Так я под землёй и не побывал. А подъём оружия уже начали, из двух самых крупных складов точно. Когда мы подъезжали к этим местам, бойцы уже ждали у машин. Соловьёв объяснял им, как добраться, и мы ехали дальше, наносили склады на схему города. Потом проверяли. Нашли оба, только тут на шесть рот было, а с теми другими – на полк вооружения. Тоже неплохо. Стрелкового оружия под Киевом я не так много набрал, да и то в основном со складов.

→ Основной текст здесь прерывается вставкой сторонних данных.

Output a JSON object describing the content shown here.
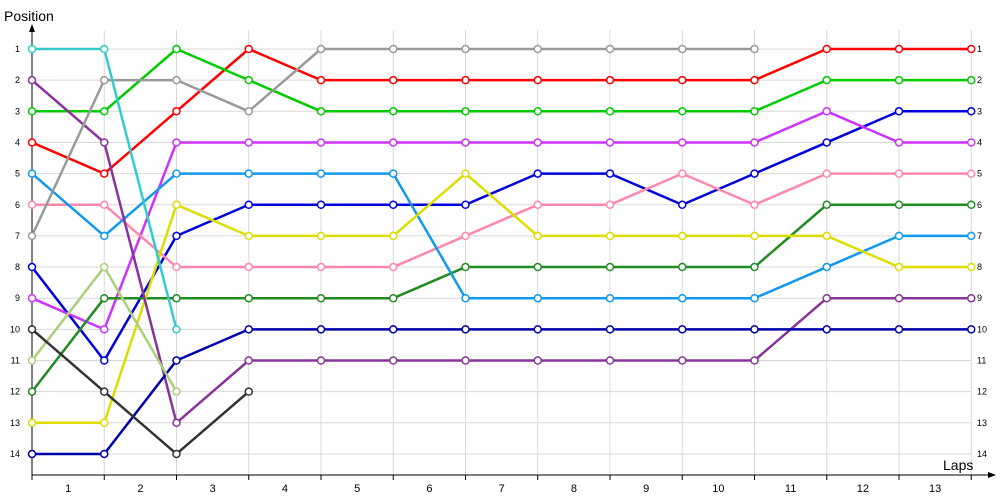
{
  "chart_data": {
    "type": "line",
    "title": "",
    "ylabel": "Position",
    "xlabel": "Laps",
    "x_ticks": [
      "1",
      "2",
      "3",
      "4",
      "5",
      "6",
      "7",
      "8",
      "9",
      "10",
      "11",
      "12",
      "13"
    ],
    "y_ticks": [
      "1",
      "2",
      "3",
      "4",
      "5",
      "6",
      "7",
      "8",
      "9",
      "10",
      "11",
      "12",
      "13",
      "14"
    ],
    "y_inverted": true,
    "grid": true,
    "series": [
      {
        "color": "#ff0000",
        "values": [
          4,
          5,
          3,
          1,
          2,
          2,
          2,
          2,
          2,
          2,
          2,
          1,
          1,
          1
        ]
      },
      {
        "color": "#00cc00",
        "values": [
          3,
          3,
          1,
          2,
          3,
          3,
          3,
          3,
          3,
          3,
          3,
          2,
          2,
          2
        ]
      },
      {
        "color": "#0000dd",
        "values": [
          8,
          11,
          7,
          6,
          6,
          6,
          6,
          5,
          5,
          6,
          5,
          4,
          3,
          3
        ]
      },
      {
        "color": "#cc33ff",
        "values": [
          9,
          10,
          4,
          4,
          4,
          4,
          4,
          4,
          4,
          4,
          4,
          3,
          4,
          4
        ]
      },
      {
        "color": "#ff88aa",
        "values": [
          6,
          6,
          8,
          8,
          8,
          8,
          7,
          6,
          6,
          5,
          6,
          5,
          5,
          5
        ]
      },
      {
        "color": "#228b22",
        "values": [
          12,
          9,
          9,
          9,
          9,
          9,
          8,
          8,
          8,
          8,
          8,
          6,
          6,
          6
        ]
      },
      {
        "color": "#1199ee",
        "values": [
          5,
          7,
          5,
          5,
          5,
          5,
          9,
          9,
          9,
          9,
          9,
          8,
          7,
          7
        ]
      },
      {
        "color": "#dddd00",
        "values": [
          13,
          13,
          6,
          7,
          7,
          7,
          5,
          7,
          7,
          7,
          7,
          7,
          8,
          8
        ]
      },
      {
        "color": "#883399",
        "values": [
          2,
          4,
          13,
          11,
          11,
          11,
          11,
          11,
          11,
          11,
          11,
          9,
          9,
          9
        ]
      },
      {
        "color": "#0000aa",
        "values": [
          14,
          14,
          11,
          10,
          10,
          10,
          10,
          10,
          10,
          10,
          10,
          10,
          10,
          10
        ]
      },
      {
        "color": "#999999",
        "values": [
          7,
          2,
          2,
          3,
          1,
          1,
          1,
          1,
          1,
          1,
          1
        ]
      },
      {
        "color": "#33cccc",
        "values": [
          1,
          1,
          10
        ]
      },
      {
        "color": "#aad07a",
        "values": [
          11,
          8,
          12
        ]
      },
      {
        "color": "#333333",
        "values": [
          10,
          12,
          14,
          12
        ]
      }
    ]
  }
}
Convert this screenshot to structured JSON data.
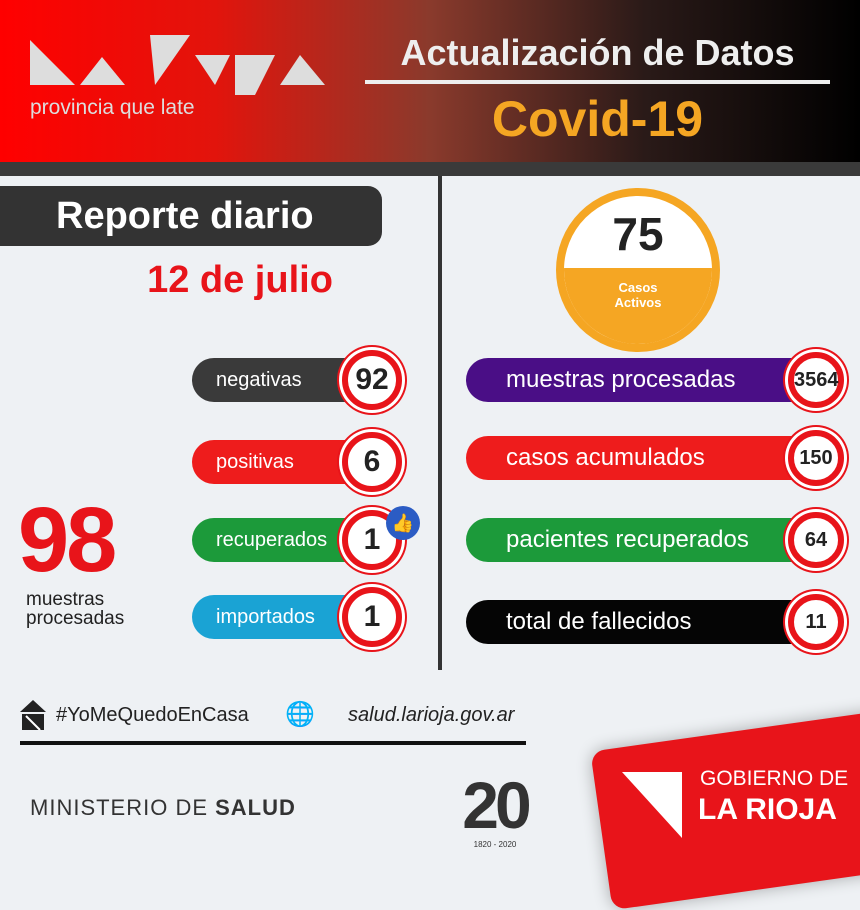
{
  "header": {
    "logo_alt": "La Rioja",
    "logo_tagline": "provincia que late",
    "title": "Actualización de Datos",
    "subtitle": "Covid-19"
  },
  "left": {
    "report_title": "Reporte diario",
    "date": "12 de julio",
    "total_value": "98",
    "total_label_1": "muestras",
    "total_label_2": "procesadas",
    "items": [
      {
        "label": "negativas",
        "value": "92",
        "color": "#3a3a3a"
      },
      {
        "label": "positivas",
        "value": "6",
        "color": "#ee1c1c"
      },
      {
        "label": "recuperados",
        "value": "1",
        "color": "#1c9a3a"
      },
      {
        "label": "importados",
        "value": "1",
        "color": "#1aa3d4"
      }
    ]
  },
  "right": {
    "active_value": "75",
    "active_label_1": "Casos",
    "active_label_2": "Activos",
    "accent": "#f5a623",
    "items": [
      {
        "label": "muestras procesadas",
        "value": "3564",
        "color": "#4a0e86"
      },
      {
        "label": "casos acumulados",
        "value": "150",
        "color": "#ee1c1c"
      },
      {
        "label": "pacientes recuperados",
        "value": "64",
        "color": "#1c9a3a"
      },
      {
        "label": "total de fallecidos",
        "value": "11",
        "color": "#050505"
      }
    ]
  },
  "footer": {
    "hashtag": "#YoMeQuedoEnCasa",
    "website": "salud.larioja.gov.ar",
    "ministry_light": "MINISTERIO DE ",
    "ministry_bold": "SALUD",
    "bicentenary": "20",
    "bicentenary_years": "1820 - 2020",
    "gov_line1": "GOBIERNO DE",
    "gov_line2": "LA RIOJA"
  }
}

Ещё разорил два пункта сбора советского трофейного стрелкового вооружения, где хозяйничали немцы. Нет, на дивизию точно будет, а вот на вторую не хватит, на два полка максимум. Из танков самый хлам отдам: лёгкие Т-26, БТ разных серий, немного Т-28. Остальные приберегу. Ну, пяток КВ дам, чтобы не совсем обидно танкистам было. Хоть какая-то броня.
Закончили мы уже затемно. Соловьёв дал мне машину, и я доехал до своей квартиры. А там пусто, только жена управдома полы моет.
– А где? – развёл я руками, спрашивая, где постояльцы.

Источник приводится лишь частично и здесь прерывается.